Sore sehabis Dodi tuntas menyelesaikan kesibukan kerjanya di kantor, Galaxy Note 9 nya bernyanyi lagu favoritnya, Scenario Love dari IKAN boyband Korea yang kini sudah cukup terkenal. Rupanya ada panggilan dari ibunya.
“Halo, Di, jadi kan pulang ke Cianjay malam ini?”
“Jadi bu, Dodi sudah minta tolong Jabar untuk anterin ke terminal sehabis magrib.”
“hati-hati di jalan ya. jangan lupa berdoa.”
“Baik ibu ratu.”
**
Gegas Dodi menancap gas motornya membonceng Jabar tentu saja, menuju rumah yang baru ditempatinya 3 bulan yang lalu setelah dua tahun tinggal di kostan kecil. Jabar adalah teman istimewa, sekaligus orang yang paling berjasa di hidupnya. Terlebih dari itu ada janji rahasia di antara keduanya yang sangat tabu jika diketahui khalayak ramai, bahkan kedua orangtua masing-masing.

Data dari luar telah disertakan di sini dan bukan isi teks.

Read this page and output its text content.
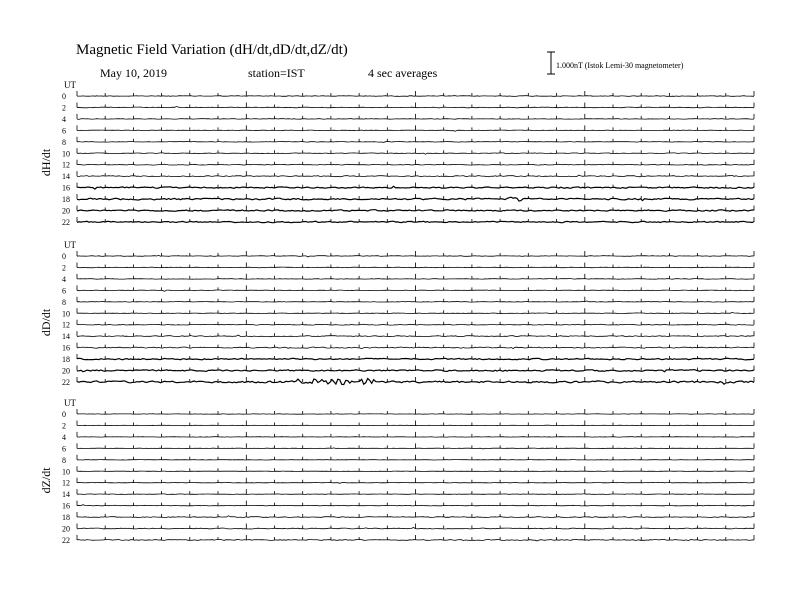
Magnetic Field Variation (dH/dt,dD/dt,dZ/dt)
May 10, 2019	station=IST	4 sec averages
1.000nT (Istok Lemi-30 magnetometer)
UT
dH/dt
0
2
4
6
8
10
12
14
16
18
20
22
UT
dD/dt
0
2
4
6
8
10
12
14
16
18
20
22
UT
dZ/dt
0
2
4
6
8
10
12
14
16
18
20
22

“tumben banget ibu nyuruh kamu pulang dadakan begini? ada apasih Di?” cecar Jabar setelah motor mereka parkir di halaman rumah
“Mungkin masalah warungnya, Bar. kemarin Ibu cerita sedikit ditawarin jadi agen galon air mineral sama pamanku, tapi kurang tahu juga detailnya bagaimana.”
“Paman Asep yang suka hutang itu sama ibumu kan?”
“iya.”
“Semoga sih bukan kedok buat hutang lagi ya!”
“jangan gitu. ngga boleh buruk sangka sama orang.”
“iya deh. iya. udah siap semuanya kan kamu packingnya? buruan mandi gih, biar abis magrib langsung gas.”
“oke.”
Tak ada kecemasan berlebih dari Jabar kala mengetahui kepulangan Dodi yang mendadak itu hanya untuk urusan rumah dan mungkin rindu ibunya. Kelak, Jabar akan tahu kalau urusannya tak seremeh itu. Setangah jam kemudian mereka telah siap untuk mengaspal lagi menuju terminal bus.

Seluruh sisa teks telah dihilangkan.